Saturday, August 1, 2009

More on the health care debate, thanks to my sister as told to her by Fox News

This is the final post in the debate between my sister and me on health care, as I wrote about a few days ago:

"No, I never received any public assistance. I applied but was turned down. No problem if I was an illegal! So I am paying everything out of pocket. [My husband's] union cancelled all our insurance the moment he died. [My son] was right in the middle of a root canal the day [his dad] died and the union stopped paying. So that was another grand I had to pay. We definitely have to change our health system! But Government run health care is not the answer! I don't want the government to tell me what doctor I will see and what treatment they feel is best. Ask [our cousin] Debbie about the health care she received in Europe. The military wouldn't treat her cancer and she had to be treated by 'European Government run health care'. She is still suffering from the mistakes they made and not having the treatment she needed because she wasn't 'important enough'. There are a lot more people trying to get into the U.S. for health care then people leaving to get health care elsewhere."

The remarkable thing about this post is that she's saying that the military, for whom my cousin (a computer programmer) works as a contractor, would not pay for cancer treatment, yet the "European Government run health care" system did. (I hate to sound like an elitist over-educated liberal, but I feel compelled to inform her, if by chance she reads this blog, which I doubt, that Europe, like Africa, is actually made up of separate countries; each with their own health care system).
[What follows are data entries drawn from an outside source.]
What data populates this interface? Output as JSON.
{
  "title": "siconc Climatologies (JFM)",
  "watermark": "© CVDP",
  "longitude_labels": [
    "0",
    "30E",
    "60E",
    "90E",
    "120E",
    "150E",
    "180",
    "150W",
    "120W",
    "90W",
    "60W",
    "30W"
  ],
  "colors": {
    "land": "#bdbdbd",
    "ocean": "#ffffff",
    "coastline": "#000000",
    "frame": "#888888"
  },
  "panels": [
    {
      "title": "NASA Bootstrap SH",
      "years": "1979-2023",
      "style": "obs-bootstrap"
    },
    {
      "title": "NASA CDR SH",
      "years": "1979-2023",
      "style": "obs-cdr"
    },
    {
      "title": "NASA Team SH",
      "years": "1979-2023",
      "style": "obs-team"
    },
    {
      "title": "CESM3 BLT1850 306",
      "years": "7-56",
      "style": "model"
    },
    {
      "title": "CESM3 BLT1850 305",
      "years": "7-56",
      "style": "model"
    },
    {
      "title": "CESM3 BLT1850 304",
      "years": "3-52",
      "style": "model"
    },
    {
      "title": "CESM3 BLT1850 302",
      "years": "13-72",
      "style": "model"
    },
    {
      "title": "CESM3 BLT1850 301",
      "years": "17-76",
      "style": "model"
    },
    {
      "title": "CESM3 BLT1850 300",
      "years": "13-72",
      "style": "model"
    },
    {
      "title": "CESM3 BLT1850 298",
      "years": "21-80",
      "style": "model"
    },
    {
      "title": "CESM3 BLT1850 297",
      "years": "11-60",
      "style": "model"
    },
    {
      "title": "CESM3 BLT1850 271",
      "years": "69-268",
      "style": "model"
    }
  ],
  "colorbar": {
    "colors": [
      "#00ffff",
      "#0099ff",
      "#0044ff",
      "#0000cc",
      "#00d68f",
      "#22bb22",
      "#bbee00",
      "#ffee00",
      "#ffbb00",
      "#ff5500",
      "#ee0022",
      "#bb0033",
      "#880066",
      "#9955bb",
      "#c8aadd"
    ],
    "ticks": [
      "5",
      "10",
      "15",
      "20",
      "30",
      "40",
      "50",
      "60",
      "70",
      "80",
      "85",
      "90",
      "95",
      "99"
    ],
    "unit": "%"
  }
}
Apparently this issue of American military contract workers not getting treatment is a big problem. Who insures them? Not the U.S. military or another government run health care system, but private insurers, like AIG, contracted by the military. I'm posting a link to an L.A. Times article about this issue. The article focuses on contractors with injuries sustained in war zones in Iraq and Afghanistan; how much more likely is it that a non-combat employee, like my cousin, would be denied coverage? I guess my cousin wasn't "important enough" to the private insurer who denied her care.